Добытый жестяной номерок я не глядя накинул себе на шнурок, к остальным трофеям. Металлические пластинки сошлись на потной груди и тихо звякнули друг о друга. Сорок первый. Шестьдесят восьмой. Двадцать девятый. Я зло придушил их в кулаке быстрее, чем мёртвое поле успело расслышать этот звон и прицепиться снова. Моя личная сиротская книга учёта с каждым новым переходом становилась всё толще. А там, за спиной, в глухой пустой нише, среди мифических чаш, меры зерна и чужого парадного железа навсегда остались лежать два крошечных живых куска боли. Мальчишкино «пусти» и моё дурацкое «прости». Дорого же мне встал этот паршивый, гнутый кусок жести. Теперь поле было в курсе, что по нему гуляет свежее мясо. И оно превосходно запомнило мой голос.

Я честно пробовал злиться на себя за эту тупую оплошность. И не смог. Просто не вышло. Этот пацан просидел скрючившись в своей ледяной каменной яме сам чёрт знает сколько времени. Совершенно один. В кромешной темноте. Без единого знакомого живого звука. Пусть подавится эта чёртова опись. Мне для него одного паршивого слова не жалко.

* * *

Самый здоровенный ублюдок долины высился на самом выходе, замыкая последний ряд. Эта домина была втрое выше и шире остальных серых коробок. К нашей тропе он был развёрнут широким, исполинским торцом. И весь этот торец, от самого цоколя и до ската массивной крыши, был густо и глубоко исписан резьбой.

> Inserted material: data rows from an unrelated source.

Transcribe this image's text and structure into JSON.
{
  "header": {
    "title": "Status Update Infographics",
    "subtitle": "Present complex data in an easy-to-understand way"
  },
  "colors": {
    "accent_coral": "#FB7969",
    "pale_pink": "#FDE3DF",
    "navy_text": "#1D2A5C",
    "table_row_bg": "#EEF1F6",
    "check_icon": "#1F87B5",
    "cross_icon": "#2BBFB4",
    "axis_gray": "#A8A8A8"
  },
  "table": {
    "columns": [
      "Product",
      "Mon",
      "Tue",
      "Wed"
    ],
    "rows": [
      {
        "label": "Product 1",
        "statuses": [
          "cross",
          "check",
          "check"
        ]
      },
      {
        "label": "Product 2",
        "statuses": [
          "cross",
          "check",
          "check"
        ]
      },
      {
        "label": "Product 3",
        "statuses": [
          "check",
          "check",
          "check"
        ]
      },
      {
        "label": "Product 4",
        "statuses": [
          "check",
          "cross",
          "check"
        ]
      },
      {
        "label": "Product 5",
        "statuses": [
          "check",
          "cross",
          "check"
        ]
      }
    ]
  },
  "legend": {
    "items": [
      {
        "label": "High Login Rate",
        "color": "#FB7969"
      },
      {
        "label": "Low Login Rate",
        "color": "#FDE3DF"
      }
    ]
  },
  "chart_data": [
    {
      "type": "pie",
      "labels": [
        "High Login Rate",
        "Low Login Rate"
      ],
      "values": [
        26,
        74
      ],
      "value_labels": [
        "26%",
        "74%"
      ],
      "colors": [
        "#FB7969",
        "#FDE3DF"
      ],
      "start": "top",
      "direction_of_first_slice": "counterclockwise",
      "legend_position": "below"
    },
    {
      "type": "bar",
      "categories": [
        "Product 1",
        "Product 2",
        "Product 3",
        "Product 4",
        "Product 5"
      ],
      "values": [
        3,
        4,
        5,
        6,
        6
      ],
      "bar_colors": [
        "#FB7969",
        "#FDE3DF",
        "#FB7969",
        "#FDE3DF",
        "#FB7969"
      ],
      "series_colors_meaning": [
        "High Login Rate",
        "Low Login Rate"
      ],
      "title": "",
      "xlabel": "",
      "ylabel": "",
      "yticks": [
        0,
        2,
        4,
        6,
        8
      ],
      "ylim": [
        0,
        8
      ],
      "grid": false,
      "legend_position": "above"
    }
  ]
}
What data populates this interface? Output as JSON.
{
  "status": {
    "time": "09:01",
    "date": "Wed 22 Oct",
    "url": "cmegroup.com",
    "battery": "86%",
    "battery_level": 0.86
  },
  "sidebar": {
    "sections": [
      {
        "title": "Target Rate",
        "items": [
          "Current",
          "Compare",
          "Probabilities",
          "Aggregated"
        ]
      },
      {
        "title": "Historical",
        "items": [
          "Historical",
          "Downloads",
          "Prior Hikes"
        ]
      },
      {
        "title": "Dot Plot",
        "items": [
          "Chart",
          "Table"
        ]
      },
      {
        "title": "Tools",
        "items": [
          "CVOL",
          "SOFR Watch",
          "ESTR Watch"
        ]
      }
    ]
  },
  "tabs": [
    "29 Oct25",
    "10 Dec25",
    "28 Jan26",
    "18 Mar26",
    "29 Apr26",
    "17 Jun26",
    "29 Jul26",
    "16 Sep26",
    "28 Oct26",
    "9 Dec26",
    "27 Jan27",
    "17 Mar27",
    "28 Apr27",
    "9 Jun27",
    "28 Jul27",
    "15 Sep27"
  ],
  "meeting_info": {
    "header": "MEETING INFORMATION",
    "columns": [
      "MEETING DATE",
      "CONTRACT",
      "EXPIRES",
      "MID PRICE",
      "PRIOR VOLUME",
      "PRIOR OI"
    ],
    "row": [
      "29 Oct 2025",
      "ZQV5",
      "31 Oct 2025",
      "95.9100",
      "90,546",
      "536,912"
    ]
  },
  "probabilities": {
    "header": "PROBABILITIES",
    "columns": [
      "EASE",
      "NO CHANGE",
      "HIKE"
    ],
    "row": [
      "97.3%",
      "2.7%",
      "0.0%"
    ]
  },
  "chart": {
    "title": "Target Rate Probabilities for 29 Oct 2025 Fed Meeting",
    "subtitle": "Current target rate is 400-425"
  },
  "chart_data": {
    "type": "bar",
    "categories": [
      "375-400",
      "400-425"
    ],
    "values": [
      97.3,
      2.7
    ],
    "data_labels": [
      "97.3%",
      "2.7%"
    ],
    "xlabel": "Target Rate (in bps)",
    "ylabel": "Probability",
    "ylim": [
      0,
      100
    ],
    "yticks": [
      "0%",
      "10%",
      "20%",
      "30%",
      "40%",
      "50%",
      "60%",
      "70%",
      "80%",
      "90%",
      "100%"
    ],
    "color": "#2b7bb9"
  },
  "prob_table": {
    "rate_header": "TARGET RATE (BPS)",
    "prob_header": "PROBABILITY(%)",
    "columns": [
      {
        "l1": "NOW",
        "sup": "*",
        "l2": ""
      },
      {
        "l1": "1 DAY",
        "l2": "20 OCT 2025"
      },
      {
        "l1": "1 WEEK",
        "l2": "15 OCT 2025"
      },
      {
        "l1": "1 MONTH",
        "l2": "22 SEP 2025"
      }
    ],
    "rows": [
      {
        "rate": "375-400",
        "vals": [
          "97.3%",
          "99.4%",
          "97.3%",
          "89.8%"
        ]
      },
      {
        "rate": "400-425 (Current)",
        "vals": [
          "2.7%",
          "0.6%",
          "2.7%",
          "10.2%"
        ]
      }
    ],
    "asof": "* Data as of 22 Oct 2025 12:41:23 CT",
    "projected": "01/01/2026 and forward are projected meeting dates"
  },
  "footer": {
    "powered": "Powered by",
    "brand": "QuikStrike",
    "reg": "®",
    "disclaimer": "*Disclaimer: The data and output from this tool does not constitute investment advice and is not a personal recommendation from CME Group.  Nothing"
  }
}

Будь мы в любом другом месте, я бы прочесал мимо и даже головы бы не поднял. Древней резьбы, облупленных статуй и пафосных барельефов я в этом паршивом сне насмотрелся на три жизни вперёд. Но здесь мой взгляд зацепился. И я встал как вкопанный так резко, что шедшая за мной след в след Сандра с размаху ткнулась лбом мне прямо между лопаток. – Тут стена в картинках, – отстучал я ей пальцами по предплечью, параллельно беззвучно проговаривая каждое слово прямо в ухо. – Огромная, длиннющая лента барельефа. Идёт через весь торец здания. Слева выбиты фигуры на двух ногах. В каких-то передниках, сложены как крепкие, крупные мужики. Вот только головы у них пёсьи. Или шакальи, пёс их разберёт. Они несут длинные, тяжёлые носилки. А на носилках лежат обычные человеческие тела. И носилок этих прорва. Бесконечный, тягучий обоз через всю стену. Посередине барельефа стоят громадные весы. Коромысло выше человеческого роста. На левой чаше этих весов аккуратно лежит птичье перо. – А на правой чаше что? – быстрым шёпотом уточнила она. – А правой чаши нет. Вообще. Кто-то сбил её к чёртовой матери. Сколы на камне старые, их сильно выветрило, но это точно целенаправленный удар кувалдой, а не задумка местного мастера. Я повёл глазами дальше по ленте, прослеживая куда прёт этот скорбный обоз, – и слова предательски застряли у меня в горле. – А там справа, куда вся эта пёсья процессия направляется…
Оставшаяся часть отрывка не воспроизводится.